How important is the India market for EMC in terms of business?
India is a strategic market for EMC. Since opening its India operations, the India region has evolved to be a critical contributor to EMC’s long-term strategy by driving global innovation and revenue growth for the APJ region.
EMC’s operations in India are also multi-dimensional— which is common to very few markets around the world. This is resonated by our continuous investments in the region. India also acts as a support centre for our business around the world. EMC’s India Centre of Excellence in Bangalore plays a key role in EMC’s Global Innovation Network that promotes exploration, discovery, and application of new technologies that will shape the information infrastructure of the future. Employees from India’s R&D operations have filed numerous patents in the domain of information infrastructure. Like any other region, there might be some ups and downs but the focus on India will remain steady. In the long term, India will be a great place for us to be in – for intellectual capital as well as for business growth.
Purely-product oriented companies are becoming service-oriented. How does EMC see this?
Yes, I agree with you that purely product-oriented companies are becoming service-oriented. At the end of the day, we are a product technology company and we would not define ourselves differently. Our goal is to be the best possible product company which is also able to help with the services piece, but we do not want to pretend that we are not product company.

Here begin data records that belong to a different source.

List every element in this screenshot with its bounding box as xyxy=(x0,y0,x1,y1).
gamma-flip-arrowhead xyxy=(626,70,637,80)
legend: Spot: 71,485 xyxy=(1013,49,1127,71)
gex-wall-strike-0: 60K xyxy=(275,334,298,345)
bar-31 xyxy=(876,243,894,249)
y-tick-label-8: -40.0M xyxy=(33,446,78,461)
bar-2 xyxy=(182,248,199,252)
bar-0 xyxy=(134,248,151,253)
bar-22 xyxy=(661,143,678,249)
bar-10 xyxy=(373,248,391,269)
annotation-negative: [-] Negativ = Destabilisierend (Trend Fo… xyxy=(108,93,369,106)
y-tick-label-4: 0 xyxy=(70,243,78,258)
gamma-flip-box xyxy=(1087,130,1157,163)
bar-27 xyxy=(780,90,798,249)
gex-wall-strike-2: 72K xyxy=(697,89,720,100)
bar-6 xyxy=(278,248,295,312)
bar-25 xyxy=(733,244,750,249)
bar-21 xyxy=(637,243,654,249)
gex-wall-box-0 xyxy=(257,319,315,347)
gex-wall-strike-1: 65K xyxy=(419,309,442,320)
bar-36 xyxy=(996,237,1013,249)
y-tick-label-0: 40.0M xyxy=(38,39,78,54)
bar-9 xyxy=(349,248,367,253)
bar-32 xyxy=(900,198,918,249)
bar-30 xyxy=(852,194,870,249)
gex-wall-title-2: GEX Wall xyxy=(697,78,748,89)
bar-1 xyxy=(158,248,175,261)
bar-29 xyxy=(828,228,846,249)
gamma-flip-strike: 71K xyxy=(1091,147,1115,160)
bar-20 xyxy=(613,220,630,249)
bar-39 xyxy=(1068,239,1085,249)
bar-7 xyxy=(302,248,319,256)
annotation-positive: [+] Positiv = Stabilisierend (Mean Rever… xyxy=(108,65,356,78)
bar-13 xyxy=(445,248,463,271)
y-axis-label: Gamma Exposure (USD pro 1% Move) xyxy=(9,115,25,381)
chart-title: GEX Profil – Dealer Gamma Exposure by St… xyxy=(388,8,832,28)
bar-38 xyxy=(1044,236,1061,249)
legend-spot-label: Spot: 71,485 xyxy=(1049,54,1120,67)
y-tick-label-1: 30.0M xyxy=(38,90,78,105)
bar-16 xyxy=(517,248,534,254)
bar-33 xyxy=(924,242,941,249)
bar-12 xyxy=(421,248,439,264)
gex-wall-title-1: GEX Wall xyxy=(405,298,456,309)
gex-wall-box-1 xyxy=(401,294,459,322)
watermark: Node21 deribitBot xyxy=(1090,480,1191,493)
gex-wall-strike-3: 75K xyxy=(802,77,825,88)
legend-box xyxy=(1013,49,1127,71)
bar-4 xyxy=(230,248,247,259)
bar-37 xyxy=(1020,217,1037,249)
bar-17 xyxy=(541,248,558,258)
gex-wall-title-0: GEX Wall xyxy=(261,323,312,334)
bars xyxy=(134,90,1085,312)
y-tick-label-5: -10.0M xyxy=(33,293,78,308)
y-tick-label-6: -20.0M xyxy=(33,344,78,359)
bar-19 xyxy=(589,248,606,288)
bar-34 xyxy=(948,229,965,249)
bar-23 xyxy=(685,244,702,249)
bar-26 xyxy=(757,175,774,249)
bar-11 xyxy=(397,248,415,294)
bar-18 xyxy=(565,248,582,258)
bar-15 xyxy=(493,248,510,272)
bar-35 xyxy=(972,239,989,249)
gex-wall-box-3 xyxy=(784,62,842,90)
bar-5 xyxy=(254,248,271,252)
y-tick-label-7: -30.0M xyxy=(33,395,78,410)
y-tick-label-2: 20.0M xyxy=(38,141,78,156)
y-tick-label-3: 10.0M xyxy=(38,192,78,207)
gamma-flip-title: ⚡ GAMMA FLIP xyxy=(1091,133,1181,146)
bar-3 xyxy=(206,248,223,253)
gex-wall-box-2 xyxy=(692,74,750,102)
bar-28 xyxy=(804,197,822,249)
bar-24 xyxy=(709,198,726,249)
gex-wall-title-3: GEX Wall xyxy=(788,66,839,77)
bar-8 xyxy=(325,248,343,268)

In order to have the right focus on engineering, right focus on innovation, you have to believe that your job is to produce the best possible product. Now, we would believe that delivery of that product to customers, or consumption of that product may change, which is back to the discussion we started a moment ago around cloud computing. It is not a technology so much but the way it is consumed. It is continuously evolving and we will respond by changing our business model. But it does not alter the fact that at our heart we are an engineering product company.
Talk to us about some other key technology trends and how EMC is aligned with them to address the requirements of the industry?
EMC is aligned with three pillars—cloud computing, big data and trust. We are focused around key areas which are critical to the growth of enterprise businesses with cloud computing and big data clearly being the two key focus areas for us. Moving forward, most organisations will use a combination of internal and external IT services to get the job done and cloud will offer them the flexibility to use resources.
Now comes trust and implementation. Of the first two is not possible without trust. There is no way that you and I can have a relationship where we share information without trust. Consider the whole debate of citizen records, data privacy and the importance of these discussions at an individual level. It means that much more for enterprises.
Big data is becoming a popular term, but what is the importance and value of big data?
I think this is a huge topic and I want to start by saying the same thing about big data that I said about cloud computing, which is—its real. Sometimes people misinterpret that because the term sort of becomes popular in the media that somehow it may not be real or it may just be a fad, so to speak.
The discussion on big data has moved on from preliminary stages with CIOs and IT managers today and the tempo is picking up real fast as CIOs are turning to mine huge data sets for insights adding business value. There is a lot of exponentially raw information available to gather and harvest. In Fact, EMC today has 50-plus big data customers in India.